Barbara M. (15) hatte sich am Vorabend noch ihre Jeans genietet, berichtete ihr Vater. "Es war ihr Herzenswunsch, mit dabei zu sein." Das Mädchen wurde totgetrampelt. Die 14-jährige Olga starb fünf Tage nach der "Bravo"-Party.

Die Mutter musste mit ansehen, wie ihr Kind totgetrampelt wird

Ihre Mutter wollte sie abholen, wartete draußen vor dem Löwenbräukeller. Die Frau musste hilflos mit ansehen, wie ihr Kind überrannt wurde. Der Arm des Mädchens hing dabei aus der Tür. 23 weitere Jugendliche wurden zum Teil schwer verletzt. Sie erlitten Brüche und Quetschungen, Fleischwunden, auch Ohren wurden abgerissen.

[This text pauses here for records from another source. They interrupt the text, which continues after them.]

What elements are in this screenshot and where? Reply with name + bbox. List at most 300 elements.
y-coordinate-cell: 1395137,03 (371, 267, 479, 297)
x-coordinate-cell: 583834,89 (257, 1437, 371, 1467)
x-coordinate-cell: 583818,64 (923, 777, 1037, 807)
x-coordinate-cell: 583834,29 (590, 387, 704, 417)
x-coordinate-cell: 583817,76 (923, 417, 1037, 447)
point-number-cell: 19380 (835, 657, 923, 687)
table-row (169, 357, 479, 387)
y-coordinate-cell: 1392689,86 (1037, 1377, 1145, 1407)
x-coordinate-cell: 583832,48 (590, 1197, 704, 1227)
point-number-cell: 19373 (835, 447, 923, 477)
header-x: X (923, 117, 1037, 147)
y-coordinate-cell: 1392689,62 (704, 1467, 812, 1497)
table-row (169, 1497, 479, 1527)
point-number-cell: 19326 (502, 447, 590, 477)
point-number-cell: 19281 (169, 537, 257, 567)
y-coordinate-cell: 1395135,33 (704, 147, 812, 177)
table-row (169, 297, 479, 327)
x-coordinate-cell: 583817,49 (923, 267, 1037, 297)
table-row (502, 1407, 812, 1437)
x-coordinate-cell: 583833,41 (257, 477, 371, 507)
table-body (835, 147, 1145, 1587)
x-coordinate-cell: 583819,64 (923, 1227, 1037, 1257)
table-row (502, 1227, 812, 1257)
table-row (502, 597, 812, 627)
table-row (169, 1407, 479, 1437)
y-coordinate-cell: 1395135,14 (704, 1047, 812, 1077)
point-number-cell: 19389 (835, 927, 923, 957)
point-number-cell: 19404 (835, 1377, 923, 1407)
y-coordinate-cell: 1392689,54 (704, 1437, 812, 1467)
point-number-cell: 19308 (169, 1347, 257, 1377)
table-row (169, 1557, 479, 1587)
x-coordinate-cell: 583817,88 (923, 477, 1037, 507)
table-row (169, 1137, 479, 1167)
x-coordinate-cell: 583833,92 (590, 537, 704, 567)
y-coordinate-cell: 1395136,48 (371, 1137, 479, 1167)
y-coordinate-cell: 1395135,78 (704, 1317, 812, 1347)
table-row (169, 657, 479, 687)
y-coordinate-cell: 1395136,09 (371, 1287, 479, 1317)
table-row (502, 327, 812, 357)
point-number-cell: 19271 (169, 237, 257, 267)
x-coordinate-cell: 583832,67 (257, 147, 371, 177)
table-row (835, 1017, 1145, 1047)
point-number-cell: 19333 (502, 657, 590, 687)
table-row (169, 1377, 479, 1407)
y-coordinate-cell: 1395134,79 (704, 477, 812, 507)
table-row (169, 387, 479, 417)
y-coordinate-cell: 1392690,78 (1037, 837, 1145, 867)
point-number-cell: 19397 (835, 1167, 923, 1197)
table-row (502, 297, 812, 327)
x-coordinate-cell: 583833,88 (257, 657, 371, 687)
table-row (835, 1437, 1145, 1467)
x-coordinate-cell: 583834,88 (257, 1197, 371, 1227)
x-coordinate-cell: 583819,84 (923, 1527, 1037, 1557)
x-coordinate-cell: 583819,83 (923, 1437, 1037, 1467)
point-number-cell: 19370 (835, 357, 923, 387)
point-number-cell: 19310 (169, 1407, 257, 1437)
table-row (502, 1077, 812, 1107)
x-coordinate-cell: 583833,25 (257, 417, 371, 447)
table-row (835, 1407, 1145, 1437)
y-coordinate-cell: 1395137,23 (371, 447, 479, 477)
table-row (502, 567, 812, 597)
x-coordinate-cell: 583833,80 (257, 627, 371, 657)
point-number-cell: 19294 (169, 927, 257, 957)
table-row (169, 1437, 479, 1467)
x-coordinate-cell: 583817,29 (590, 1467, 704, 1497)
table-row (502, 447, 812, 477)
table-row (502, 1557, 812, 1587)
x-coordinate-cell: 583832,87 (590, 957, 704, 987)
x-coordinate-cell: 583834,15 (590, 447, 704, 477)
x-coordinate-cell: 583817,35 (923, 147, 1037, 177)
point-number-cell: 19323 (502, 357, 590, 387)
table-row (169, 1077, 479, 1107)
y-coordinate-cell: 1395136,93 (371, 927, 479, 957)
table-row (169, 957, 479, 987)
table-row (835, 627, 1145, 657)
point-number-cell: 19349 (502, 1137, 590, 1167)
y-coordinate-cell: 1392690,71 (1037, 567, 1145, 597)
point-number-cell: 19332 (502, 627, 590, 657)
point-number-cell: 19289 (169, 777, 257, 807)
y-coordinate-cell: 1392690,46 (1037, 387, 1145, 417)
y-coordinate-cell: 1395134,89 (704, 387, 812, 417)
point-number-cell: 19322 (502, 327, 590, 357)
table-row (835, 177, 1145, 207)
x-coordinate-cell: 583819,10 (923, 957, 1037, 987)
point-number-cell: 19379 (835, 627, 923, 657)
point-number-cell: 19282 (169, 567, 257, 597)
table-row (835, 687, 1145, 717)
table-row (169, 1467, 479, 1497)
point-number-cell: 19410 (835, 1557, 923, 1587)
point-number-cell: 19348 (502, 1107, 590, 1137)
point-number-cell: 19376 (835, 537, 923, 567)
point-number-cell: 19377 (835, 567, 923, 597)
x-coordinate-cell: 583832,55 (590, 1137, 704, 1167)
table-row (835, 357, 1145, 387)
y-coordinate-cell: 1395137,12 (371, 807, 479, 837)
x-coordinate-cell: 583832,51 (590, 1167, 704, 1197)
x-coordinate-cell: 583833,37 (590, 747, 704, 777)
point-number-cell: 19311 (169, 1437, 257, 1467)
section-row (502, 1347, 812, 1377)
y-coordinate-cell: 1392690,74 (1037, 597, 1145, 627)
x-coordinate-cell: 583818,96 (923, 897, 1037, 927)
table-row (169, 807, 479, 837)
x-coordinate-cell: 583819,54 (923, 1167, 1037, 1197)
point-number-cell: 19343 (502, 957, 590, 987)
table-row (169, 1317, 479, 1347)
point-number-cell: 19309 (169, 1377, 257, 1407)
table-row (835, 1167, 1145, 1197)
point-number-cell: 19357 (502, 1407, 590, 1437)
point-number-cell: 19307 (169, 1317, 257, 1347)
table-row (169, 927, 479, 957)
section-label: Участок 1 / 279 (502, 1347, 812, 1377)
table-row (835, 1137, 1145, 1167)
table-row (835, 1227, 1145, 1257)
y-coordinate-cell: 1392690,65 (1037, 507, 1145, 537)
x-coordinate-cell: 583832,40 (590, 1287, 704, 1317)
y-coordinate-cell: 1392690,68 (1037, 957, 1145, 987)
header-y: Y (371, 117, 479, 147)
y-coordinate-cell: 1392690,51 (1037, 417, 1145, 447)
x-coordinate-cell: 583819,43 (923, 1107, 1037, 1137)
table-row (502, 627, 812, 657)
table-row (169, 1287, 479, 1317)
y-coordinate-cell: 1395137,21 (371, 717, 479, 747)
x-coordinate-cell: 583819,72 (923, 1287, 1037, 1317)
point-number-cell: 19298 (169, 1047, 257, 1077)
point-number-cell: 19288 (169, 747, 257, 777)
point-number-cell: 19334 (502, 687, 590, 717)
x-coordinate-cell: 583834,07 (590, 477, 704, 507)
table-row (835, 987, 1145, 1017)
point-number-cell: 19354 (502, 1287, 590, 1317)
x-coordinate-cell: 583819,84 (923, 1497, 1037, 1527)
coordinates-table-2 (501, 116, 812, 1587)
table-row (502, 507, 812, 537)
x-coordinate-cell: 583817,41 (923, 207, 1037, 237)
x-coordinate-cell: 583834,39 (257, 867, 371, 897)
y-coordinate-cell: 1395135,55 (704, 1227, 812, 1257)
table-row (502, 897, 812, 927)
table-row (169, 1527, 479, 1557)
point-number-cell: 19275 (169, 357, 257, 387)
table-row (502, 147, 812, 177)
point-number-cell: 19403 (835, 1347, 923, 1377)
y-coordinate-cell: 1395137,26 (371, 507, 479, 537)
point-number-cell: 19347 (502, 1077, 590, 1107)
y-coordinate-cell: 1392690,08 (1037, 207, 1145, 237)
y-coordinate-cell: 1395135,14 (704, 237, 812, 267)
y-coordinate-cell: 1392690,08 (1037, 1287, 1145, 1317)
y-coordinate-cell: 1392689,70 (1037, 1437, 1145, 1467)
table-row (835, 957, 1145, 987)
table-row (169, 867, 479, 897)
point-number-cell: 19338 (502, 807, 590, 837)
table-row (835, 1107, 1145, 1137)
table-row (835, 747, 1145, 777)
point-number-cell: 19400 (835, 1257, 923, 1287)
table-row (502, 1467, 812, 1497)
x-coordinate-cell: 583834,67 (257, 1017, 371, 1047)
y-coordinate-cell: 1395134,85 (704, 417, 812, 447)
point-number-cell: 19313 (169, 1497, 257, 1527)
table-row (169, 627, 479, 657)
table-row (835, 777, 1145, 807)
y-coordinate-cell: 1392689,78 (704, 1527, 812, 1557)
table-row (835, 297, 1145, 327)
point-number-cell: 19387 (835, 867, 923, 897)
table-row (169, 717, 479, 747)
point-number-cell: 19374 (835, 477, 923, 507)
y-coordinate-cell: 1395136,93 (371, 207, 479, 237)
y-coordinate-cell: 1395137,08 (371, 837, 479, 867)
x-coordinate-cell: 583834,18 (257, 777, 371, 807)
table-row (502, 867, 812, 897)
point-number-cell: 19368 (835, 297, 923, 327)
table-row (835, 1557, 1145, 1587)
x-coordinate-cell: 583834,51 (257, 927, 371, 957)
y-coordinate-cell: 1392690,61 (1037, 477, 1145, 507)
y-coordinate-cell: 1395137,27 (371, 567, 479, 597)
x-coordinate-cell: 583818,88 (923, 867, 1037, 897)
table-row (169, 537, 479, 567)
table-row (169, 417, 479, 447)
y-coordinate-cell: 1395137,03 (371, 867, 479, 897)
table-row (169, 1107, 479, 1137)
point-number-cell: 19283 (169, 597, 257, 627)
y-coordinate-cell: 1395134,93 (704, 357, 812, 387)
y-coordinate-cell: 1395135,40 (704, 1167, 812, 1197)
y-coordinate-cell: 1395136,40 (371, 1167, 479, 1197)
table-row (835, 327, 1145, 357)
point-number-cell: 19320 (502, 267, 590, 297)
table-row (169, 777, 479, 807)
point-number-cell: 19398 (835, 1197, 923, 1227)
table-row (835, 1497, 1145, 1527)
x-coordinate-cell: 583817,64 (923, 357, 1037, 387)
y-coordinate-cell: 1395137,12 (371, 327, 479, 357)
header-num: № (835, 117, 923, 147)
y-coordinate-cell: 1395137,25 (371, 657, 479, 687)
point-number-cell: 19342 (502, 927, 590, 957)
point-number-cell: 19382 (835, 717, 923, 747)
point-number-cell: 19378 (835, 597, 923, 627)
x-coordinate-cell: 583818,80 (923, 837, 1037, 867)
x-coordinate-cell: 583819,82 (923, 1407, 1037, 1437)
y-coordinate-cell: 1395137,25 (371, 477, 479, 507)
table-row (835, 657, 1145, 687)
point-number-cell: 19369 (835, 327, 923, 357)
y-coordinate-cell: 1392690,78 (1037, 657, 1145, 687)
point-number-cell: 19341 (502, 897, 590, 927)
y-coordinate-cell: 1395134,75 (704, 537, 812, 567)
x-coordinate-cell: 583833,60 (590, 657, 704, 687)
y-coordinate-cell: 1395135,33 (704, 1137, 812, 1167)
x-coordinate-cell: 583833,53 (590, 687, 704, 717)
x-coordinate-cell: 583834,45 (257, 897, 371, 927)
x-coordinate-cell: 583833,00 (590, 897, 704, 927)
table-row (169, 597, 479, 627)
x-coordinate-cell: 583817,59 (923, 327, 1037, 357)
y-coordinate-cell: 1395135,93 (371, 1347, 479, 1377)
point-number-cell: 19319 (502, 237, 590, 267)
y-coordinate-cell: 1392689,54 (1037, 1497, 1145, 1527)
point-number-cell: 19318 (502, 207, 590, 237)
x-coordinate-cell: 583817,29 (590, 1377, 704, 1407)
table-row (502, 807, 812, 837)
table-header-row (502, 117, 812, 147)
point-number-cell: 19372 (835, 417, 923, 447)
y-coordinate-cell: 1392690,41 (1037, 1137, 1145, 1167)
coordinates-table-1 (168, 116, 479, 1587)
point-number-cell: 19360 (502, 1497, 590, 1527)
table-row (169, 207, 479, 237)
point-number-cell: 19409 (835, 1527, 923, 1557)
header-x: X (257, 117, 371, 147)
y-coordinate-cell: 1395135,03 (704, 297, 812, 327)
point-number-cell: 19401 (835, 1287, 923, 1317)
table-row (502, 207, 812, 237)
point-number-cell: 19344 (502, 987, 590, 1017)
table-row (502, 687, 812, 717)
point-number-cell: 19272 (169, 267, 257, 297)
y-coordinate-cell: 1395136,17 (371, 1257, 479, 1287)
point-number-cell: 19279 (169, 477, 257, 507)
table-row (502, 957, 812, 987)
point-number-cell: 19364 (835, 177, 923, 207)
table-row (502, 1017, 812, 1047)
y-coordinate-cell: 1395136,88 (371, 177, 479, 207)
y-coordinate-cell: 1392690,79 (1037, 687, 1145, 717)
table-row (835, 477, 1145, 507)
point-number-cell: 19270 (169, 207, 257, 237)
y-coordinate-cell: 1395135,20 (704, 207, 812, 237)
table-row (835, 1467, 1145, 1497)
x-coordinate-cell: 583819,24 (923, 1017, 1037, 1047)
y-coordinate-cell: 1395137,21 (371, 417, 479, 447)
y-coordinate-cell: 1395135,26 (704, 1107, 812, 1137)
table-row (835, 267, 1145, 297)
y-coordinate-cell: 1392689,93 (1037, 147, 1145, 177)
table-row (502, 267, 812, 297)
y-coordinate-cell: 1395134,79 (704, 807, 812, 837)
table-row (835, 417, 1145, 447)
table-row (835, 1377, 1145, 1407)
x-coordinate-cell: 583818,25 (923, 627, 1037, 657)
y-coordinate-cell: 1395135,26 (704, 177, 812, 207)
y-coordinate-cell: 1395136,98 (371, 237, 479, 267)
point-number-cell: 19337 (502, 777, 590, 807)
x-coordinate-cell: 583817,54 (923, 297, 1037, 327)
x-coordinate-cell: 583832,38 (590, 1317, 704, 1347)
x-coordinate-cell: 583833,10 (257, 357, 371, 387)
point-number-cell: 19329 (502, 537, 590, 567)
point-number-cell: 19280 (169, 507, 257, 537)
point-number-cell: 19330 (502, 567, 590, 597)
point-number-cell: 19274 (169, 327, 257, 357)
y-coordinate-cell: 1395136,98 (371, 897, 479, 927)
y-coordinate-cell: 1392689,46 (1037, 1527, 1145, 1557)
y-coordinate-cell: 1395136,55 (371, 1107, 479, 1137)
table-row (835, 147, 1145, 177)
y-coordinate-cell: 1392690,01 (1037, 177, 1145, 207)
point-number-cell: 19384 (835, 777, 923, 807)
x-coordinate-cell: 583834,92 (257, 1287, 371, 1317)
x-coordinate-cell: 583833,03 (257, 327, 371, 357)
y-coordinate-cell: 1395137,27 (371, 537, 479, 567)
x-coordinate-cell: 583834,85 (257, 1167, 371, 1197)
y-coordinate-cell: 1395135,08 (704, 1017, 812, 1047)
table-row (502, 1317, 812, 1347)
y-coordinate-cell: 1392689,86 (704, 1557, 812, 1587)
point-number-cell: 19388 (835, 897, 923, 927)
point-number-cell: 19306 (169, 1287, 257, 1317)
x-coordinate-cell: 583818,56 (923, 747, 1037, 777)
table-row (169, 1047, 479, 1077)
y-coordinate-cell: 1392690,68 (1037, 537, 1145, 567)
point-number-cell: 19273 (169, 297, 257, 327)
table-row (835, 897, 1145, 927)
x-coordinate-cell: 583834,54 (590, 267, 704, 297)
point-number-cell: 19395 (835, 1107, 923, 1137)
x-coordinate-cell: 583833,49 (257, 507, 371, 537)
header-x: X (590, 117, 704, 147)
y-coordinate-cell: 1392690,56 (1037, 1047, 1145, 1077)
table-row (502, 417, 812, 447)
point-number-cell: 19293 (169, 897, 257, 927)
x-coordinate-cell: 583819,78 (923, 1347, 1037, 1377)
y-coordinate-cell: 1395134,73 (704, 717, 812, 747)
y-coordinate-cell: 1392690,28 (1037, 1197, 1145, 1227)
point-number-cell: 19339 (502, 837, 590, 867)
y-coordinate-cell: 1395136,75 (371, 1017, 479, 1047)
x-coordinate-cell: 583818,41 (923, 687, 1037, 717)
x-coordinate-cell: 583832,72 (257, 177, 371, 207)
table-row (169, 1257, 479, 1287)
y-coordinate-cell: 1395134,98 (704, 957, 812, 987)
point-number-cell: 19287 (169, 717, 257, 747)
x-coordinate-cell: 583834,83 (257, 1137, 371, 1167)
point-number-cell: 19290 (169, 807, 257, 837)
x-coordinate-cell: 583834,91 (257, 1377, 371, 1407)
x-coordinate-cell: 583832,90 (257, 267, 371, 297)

Nach der Katastrophe sammelten Kinder Geld für ihre verletzten Mitschüler

Nach der Katastrophe sammelten Kinder Geld für ihre verletzten Mitschüler - für Schönheits-OPs. Zugelassen waren bei dem Event 1800 Personen, es kamen 3000. Juristisch zur Verantwortung gezogen wurde niemand. Der Veranstaltungsdienst sagte, er habe 16 Männer im Einsatz gehabt, die damit beschäftigt gewesen seien, Autogrammjäger von der Bühne fernzuhalten. Warum der zweite Türflügel nicht geöffnet wurde, blieb unklar.